Professor Paniccia, che cosa intende quando parla di “visione troppo occidentale” sull’immigrazione?
 
“Si è troppo concentrati sugli effetti dei flussi migratori in Europa ma non sulla causa, sulla quale bisogna invece lavorare. Ho l’impressione che non ci sia una conoscenza adeguata delle problematiche di cui sono afflitti gli Stati africani, che bisogna sostenere, anche sotto il profilo economico, in cambio di impegni precisi. Certamente Paesi come Sudan, Somalia e Eritrea vivono situazioni molto difficili, di povertà e conflitto, ma si possono individuare percorsi di cooperazione, affiché le popolazioni di questi Paesi non si spostino in massa versa l’Europa come sta accadendo. E’ ormai chiaro che i migranti che arrivano da noi non solo siriani in fuga dalla guerra, ma persone che, dall’Africa subsahariana, scappano dalla fame.
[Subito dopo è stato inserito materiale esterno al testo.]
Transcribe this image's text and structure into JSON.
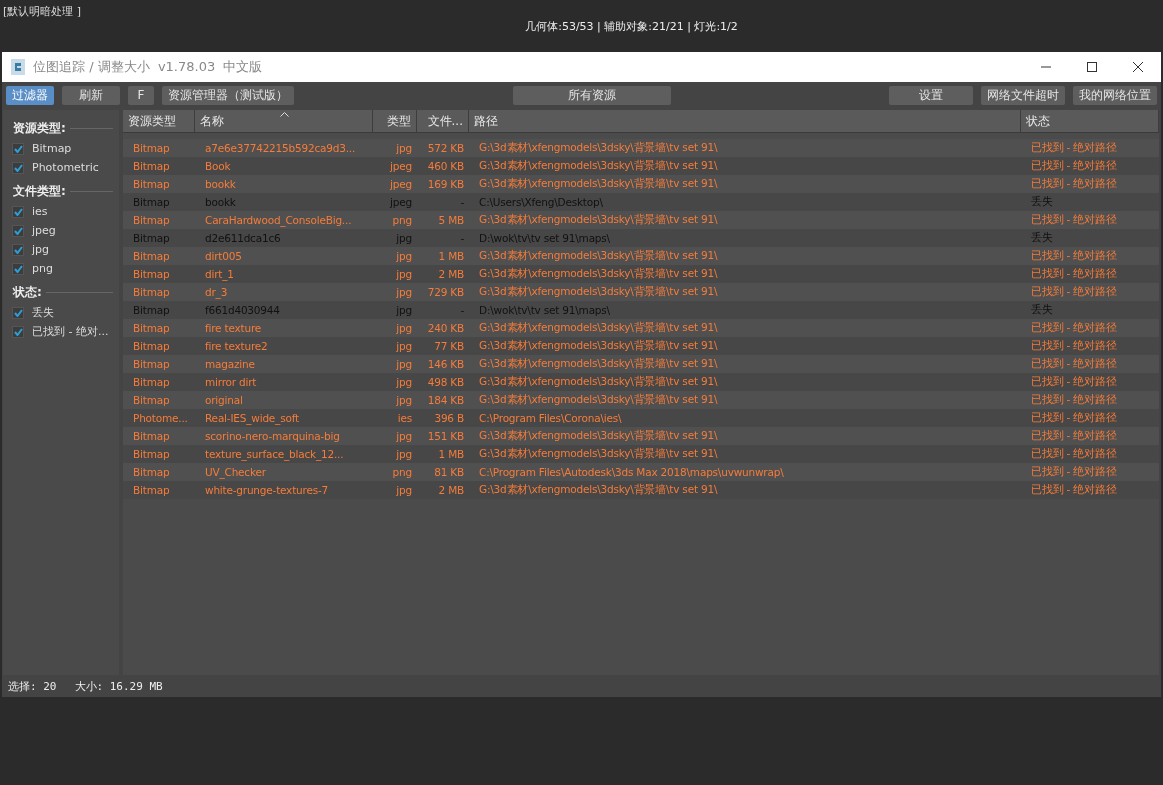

Inoltre, il traffico di esseri umani non nasce in Libia, che, tuttavia, resta lo snodo principale. Le strade che dall’Africa sub-sahariana portano al deserto libico non sono infinite, sono principalmente due: dal Sudan e dal Niger. Non è realistico che il governo di Khartoum non sappia che cosa ci sia “dietro” quei camion che, carichi di individui – sudanesi, etiopi, eritrei, somali -  si spostano verso la Libia, uno o due ogni mezza giornata. E poi, parliamoci chiaro, con tutti i mezzi satellitari che abbiamo a disposizione, è impossibile non intercettare i camion con i migranti, prima che arrivino al Mediterraneo. Fermiamoli prima”.  
 
Si sente parlare dell’ipotesi di un “blocco navale” davanti alle coste libiche. Che cosa significa esattamente?
 
“Purtroppo c’è molta confusione quando si parla di ‘blocco navale’, che, sulla base delle Convenzioni e leggi internazionali, si attua in uno stato di guerra. Nel corso della Storia abbiamo assistito a ‘blocchi navali’ tra Paesi in stato di belligeranza, l’ultimo risale a 55 anni fa, quando gli Stati Uniti dichiararono un ‘blocco’ ai danni di Cuba, una situazione che portò il mondo a sfiorare una guerra nucleare. E’ un blocco aero-navale anche quello israeliano a Gaza. Il ‘blocco navale’ è quindi una misura bellica e deve essere deliberata dal Consiglio di Sicurezza delle Nazioni Unite, dove, come è noto siedono Paesi con diritto di veto, come Cina e Russia. Chi, dai teleschermi tv, parla di ‘blocco navale’ dovrebbe anche spiegare che in questo tipo di operazioni devono essere coinvolte molteplici nazioni, organismi sovranazionali come l’ONU e l’UE, con i rispettivi meccanismi decisionali. Ottenuti i via libera ufficiali, potrebbero allora essere mobilitate le Marine di diversi Stati e alleati, e quindi ad intervenire sarebbe anche la NATO, di cui fa parte anche la Turchia. A schierarsi sarebbero centinaia di mezzi navali e aerei, con un notevole dispendio economico, logistico e di personale addestrato. E’ evidente che si tratta di un’operazione imponente, che non si può concretizzare nel giro di poche settimane e che richiede l’uso della forza militare. Tra le regole di ingaggio di queste azioni è infatti contemplata la possibilità di aprire il fuoco contro chiunque tenti di forzare il blocco”.
 
I politici che parlano di un “blocco navale” davanti alle coste libiche si riferiscono a un’azione di questo tipo?
 
“Credo che la confusione porti a definire come ‘blocco navale’ un’azione che in realtà non lo è, intendendo piuttosto una sorta di ‘blocco navale parziale’ il cui obiettivo sarebbe agire a scopo di deterrenza. Una tale misura richiederebbe comunque il dispiegamento di navi della nostra Marina Militare, oltre a una mobilitazione aerea, con il diritto ad aprire il fuoco contro chi, come è capitato, ci spari addosso.  Eventualità che senz’altro accadrebbe in quanto i nostri militari agirebbero in situazioni in cui operano i nuovi spietati schiavisti che usano il traffico di esseri umani per arricchirsi o comprare armi. E’ altresì chiaro che l’azione dovrebbe essere condivisa da Paesi limitrofi come Egitto, Algeria e Tunisia e non è affatto scontato che questi Stati accetterebbero che una delle loro navi, in talune circostanze, possa essere perquisite a forza dai nostri militari. Insomma, stiamo parlando di un’operazione complessa e costosa, i cui risultati rischiano di essere modesti”.